It's Not Just Newspapers: Circulation Tanks at Al-Qaeda's Magazine, 'Inspire'

In June 2010, members of the vibrant online jihadist community launched al-Qaeda's first-ever English-language magazine. The premier issue of Inspire was glossy (or it would be if you printed the downloadable PDF, at least), filled with color photos and languid essays on the Great Satan, and a bombshell in the Western media, which relished the opportunity to see the world through the eyes of al-Qaeda propagandists.

Bad news, however, for the editors hiding out in Yemen or Pakistan or wherever they might happen to be: Inspire, like so many newspapers and magazines here in the U.S., has seen its readership absolutely crater, judging by the download rates at jihadist site Tawhed. Here are the download statistics for all nine issues, compiled by New America Foundation terrorism analyst Brian Fishman (and kindly graphed by colleague Derek Thompson):

inspire downloads.jpg


Yes: it's not just bad, it's local American broadsheet bad. Even the folks at the San Francisco Chronicle, which had circulation drop 23 percent in a single year, wouldn't want to see numbers this severe.

Still, as terrorism analyst J.M. Berger pointed out, issues eight and nine posted on Friday, so it's not really fair to judge the publication by those numbers yet. To get a rough sense of Inspire's decline, then, let's gauge their current readership by averaging together the download totals for issues six and seven, which comes to 640 readers. By comparison, the average of their first two issues was 4356 readers. That's a staggering drop of 85 percent over a two year period.

Of course, Tawhed isn't the only download source, and it's possible that multiple people read each downloaded copy or upload them to other sites, so the readership is likely larger than this. But there's no reason to think that the broader trend of decline here wouldn't hold across platforms.

Why the big drop? Three theories: the first is that al-Qaeda is such a mess, and facing such terror in the U.S. drone strike program, that either its product isn't as good or its readership is literally declining in size. (Foreign Policy's Blake Hounshell jokingly summed this up, "So, droning their editors is a winning strategy?") The second theory is that al-Qaeda's core message and ideology are becoming less appealing among Inspire's target audience of angry, web-savvy, English-speaking would-be jihadists.
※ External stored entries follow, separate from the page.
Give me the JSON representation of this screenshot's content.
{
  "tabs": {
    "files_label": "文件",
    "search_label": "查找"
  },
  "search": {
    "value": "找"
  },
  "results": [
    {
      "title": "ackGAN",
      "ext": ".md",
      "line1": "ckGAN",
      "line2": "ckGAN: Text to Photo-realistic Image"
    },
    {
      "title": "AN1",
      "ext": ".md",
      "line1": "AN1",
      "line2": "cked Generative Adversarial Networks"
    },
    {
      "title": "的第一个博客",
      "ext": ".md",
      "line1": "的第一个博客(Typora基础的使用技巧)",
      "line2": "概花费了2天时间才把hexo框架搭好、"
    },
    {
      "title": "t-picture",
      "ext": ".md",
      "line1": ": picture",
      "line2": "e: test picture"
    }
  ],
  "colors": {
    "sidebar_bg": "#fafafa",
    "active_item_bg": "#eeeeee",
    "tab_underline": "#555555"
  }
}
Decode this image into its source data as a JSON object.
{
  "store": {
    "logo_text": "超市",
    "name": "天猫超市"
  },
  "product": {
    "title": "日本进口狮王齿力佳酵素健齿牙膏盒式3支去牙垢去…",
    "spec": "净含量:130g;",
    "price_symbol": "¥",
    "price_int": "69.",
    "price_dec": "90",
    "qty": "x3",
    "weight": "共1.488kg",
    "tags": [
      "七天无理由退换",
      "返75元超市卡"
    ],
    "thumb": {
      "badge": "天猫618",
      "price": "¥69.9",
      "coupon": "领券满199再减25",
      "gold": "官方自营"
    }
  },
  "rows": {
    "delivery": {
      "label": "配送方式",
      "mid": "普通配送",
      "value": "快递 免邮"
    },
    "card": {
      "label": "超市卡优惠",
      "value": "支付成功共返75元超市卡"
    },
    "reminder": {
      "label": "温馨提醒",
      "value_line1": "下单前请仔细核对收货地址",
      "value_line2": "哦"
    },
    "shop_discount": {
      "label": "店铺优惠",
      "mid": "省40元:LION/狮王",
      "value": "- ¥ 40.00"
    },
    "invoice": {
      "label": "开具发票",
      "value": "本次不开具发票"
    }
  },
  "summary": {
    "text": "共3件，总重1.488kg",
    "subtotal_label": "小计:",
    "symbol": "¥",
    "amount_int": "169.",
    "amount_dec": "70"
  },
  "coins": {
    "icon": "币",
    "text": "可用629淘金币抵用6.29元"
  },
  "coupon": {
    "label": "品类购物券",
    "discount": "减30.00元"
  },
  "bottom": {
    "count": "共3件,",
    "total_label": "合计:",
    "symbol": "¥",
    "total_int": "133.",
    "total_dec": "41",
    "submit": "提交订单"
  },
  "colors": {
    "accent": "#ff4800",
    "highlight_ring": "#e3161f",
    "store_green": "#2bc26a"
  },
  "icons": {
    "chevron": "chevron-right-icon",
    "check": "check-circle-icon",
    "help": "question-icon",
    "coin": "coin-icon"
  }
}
There's probably some truth to both of these, but it's the third that seems most likely: the web magazine was being downloaded by lots of curious non-jihadists, driven by the heavy Western media attention, and now that Inspire isn't as fresh or interesting any more, they're no longer flocking to sites like Tawhed to check it out.

Whatever the reason, be glad you're not managing circulation at Inspire. It's probably one place where you really, really don't want to piss off your bosses.